Furthermore, whether Outback should prioritize early payments depends on its liquidity position. If the company maintains sufficient cash reserves, taking the discount can improve profit margins by reducing the cost of inventory purchases. Conversely, if cash is tight, borrowing from the bank at 13% may be a more viable option compared to the opportunity cost of losing the discount or delaying payments beyond the discount period.

Moving beyond payment decisions, understanding the operating cycle provides insight into the company’s overall cash management. The shorter the operating cycle, the faster a company can convert inventory and receivables into cash, which reduces the need for external financing. Merchandisers like wholesalers and retailers participate in similar cycles but differ in the scope and scale of their activities.

Wholesalers typically purchase large quantities of inventory from manufacturers and sell in bulk to retailers or other businesses, often with longer credit terms and larger transaction sizes. Retailers, on the other hand, purchase from wholesalers or directly from manufacturers and sell directly to consumers. Their operating cycles tend to be shorter, as they often operate in more rapid turnover environments, such as apparel, electronics, or groceries. Retailers focus heavily on inventory management and sales strategies to optimize their cash flow and profit margins.

Both types of merchandising activities share the key components of the operating cycle—inventory acquisition, sales, and receivables collection—but differ in their emphasis and scale. Wholesalers prioritize procurement efficiency and bulk transactions, while retailers focus more on inventory turnover rates and consumer demand responsiveness. These differences influence their financing needs, risk profiles, and strategies for managing working capital.
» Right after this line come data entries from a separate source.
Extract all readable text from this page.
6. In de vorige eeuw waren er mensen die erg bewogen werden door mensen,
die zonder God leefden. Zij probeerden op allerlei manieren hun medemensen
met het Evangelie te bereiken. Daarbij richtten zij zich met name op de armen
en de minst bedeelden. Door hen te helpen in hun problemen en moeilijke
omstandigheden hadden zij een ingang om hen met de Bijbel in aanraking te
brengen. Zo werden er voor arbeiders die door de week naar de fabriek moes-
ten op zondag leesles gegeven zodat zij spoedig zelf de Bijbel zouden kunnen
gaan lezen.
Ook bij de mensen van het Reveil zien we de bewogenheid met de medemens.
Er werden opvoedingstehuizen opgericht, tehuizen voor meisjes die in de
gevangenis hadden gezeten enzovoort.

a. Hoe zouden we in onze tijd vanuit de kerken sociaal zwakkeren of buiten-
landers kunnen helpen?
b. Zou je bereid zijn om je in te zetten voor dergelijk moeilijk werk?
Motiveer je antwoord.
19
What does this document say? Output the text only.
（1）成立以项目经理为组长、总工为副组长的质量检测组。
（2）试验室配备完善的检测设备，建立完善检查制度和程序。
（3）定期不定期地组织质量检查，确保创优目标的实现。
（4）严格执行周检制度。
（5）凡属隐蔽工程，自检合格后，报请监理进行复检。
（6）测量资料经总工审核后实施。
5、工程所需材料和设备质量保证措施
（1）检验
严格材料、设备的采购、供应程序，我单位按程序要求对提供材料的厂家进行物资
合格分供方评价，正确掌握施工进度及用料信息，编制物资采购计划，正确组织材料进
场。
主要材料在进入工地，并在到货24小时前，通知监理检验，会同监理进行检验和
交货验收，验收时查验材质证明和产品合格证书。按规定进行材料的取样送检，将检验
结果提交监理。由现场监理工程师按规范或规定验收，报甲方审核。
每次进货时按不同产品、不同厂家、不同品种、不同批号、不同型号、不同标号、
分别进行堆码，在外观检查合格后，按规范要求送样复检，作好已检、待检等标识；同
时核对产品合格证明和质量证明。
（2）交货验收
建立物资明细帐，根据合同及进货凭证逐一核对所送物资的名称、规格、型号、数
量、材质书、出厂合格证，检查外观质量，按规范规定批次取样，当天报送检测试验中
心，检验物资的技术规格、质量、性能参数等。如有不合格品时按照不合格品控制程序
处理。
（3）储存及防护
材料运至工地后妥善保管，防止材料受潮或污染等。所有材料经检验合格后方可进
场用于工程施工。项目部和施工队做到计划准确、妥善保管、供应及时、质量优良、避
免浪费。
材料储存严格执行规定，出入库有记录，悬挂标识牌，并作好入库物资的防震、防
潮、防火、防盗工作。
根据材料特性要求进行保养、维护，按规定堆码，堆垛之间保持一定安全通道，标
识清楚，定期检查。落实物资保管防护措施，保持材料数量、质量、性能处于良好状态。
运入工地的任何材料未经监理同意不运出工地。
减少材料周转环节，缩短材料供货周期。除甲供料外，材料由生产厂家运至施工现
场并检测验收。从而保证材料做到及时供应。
In conclusion, Outback Sporting Goods should carefully evaluate the cost-effectiveness of paying early and taking discounts, especially considering their ability to borrow at attractive rates. An understanding of the operating cycle and the distinct characteristics of wholesale and retail merchandising activities can further improve financial decision-making and operational efficiency, ensuring the company sustains competitive advantage and profitability.